Voters in Catalonia are heading to the polls on Sunday to cast their ballots in a snap regional election that will gauge the strength of the waning independence movement and indicate whether the conciliatory approach of Spain’s socialist prime minister, Pedro Sánchez, has paid off, Ednews reports via The Guardian.
The election was called in March by the Catalan president, Pere Aragonès, a member of the moderate pro-independence Catalan Republican Left party (ERC), after opposition parties voted down the budget proposed by his minority government.
The ERC had governed in coalition with Together for Catalonia (Junts), the centre-right, hardline pro-independence party led by the self-exiled former Catalan president Carles Puigdemont, until festering disagreements led the latter to abandon the government in October 2022.

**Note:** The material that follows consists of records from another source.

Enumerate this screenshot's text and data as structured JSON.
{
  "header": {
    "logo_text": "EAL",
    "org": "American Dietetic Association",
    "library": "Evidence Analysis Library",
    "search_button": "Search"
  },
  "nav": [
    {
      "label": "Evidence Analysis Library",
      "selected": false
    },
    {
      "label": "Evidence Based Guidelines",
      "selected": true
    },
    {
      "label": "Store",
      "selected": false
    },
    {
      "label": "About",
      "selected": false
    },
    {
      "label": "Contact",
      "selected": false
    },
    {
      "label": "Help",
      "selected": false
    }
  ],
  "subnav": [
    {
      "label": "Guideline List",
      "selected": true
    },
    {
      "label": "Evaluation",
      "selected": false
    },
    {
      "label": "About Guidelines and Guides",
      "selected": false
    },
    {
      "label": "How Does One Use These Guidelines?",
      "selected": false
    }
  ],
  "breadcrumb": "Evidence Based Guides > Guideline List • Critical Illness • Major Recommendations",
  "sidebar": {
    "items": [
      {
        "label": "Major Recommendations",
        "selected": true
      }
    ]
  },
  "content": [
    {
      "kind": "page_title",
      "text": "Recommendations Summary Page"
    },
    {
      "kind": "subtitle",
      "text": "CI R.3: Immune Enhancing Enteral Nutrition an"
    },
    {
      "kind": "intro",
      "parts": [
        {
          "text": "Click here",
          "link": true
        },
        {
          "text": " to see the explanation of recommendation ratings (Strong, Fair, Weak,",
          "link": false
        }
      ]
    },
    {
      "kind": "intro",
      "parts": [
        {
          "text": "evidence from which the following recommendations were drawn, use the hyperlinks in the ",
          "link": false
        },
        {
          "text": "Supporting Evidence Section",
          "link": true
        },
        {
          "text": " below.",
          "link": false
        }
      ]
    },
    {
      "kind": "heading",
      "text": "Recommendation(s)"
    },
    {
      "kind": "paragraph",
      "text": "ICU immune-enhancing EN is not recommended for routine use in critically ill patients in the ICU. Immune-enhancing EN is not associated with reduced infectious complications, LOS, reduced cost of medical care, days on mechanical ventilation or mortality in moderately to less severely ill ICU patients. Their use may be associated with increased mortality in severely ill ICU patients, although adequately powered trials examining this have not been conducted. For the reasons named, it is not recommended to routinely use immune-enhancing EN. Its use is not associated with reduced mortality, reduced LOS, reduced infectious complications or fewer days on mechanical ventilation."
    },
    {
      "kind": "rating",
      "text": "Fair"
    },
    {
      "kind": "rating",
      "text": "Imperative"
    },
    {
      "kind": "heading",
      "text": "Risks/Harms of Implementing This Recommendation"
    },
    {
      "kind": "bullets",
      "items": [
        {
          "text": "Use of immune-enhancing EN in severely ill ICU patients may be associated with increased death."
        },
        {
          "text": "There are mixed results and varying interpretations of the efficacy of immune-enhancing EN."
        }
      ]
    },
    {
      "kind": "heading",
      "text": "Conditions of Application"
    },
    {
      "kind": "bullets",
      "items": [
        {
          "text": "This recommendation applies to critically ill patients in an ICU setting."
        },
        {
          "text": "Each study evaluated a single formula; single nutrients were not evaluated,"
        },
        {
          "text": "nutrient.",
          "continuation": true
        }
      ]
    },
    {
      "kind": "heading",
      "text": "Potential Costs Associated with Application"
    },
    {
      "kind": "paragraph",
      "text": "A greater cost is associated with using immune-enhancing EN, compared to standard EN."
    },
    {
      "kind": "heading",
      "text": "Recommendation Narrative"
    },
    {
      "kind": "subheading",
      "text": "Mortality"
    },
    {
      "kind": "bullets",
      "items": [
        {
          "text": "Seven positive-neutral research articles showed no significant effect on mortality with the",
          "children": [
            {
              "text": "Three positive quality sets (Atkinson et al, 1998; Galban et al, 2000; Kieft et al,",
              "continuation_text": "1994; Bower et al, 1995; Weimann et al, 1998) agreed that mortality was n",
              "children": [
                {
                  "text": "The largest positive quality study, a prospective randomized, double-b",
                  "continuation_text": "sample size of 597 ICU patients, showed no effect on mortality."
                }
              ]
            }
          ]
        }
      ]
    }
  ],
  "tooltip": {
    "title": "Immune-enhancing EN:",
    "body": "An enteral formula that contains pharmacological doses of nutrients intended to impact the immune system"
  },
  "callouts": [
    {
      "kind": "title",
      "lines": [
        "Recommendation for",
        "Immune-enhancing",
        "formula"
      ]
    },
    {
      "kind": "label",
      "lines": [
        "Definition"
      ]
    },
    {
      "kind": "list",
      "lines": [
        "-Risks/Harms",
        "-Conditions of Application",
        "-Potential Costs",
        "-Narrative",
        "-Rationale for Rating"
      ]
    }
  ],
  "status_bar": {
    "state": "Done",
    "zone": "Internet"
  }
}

Sunday’s vote comes six and a half years after Puigdemont plunged Spain into its worst political crisis in decades by staging an unlawful, unilateral referendum on regional independence and following it up with a unilateral declaration of independence.
The conservative Spanish government of the time responded by sending in thousands of police officers to stop people voting, often violently. It then sacked Puigdemont and his cabinet, dissolved the regional parliament and took direct control of Catalonia. Puigdemont fled Spain to avoid arrest, leaving other key figures in the independence movement to face trial and prison.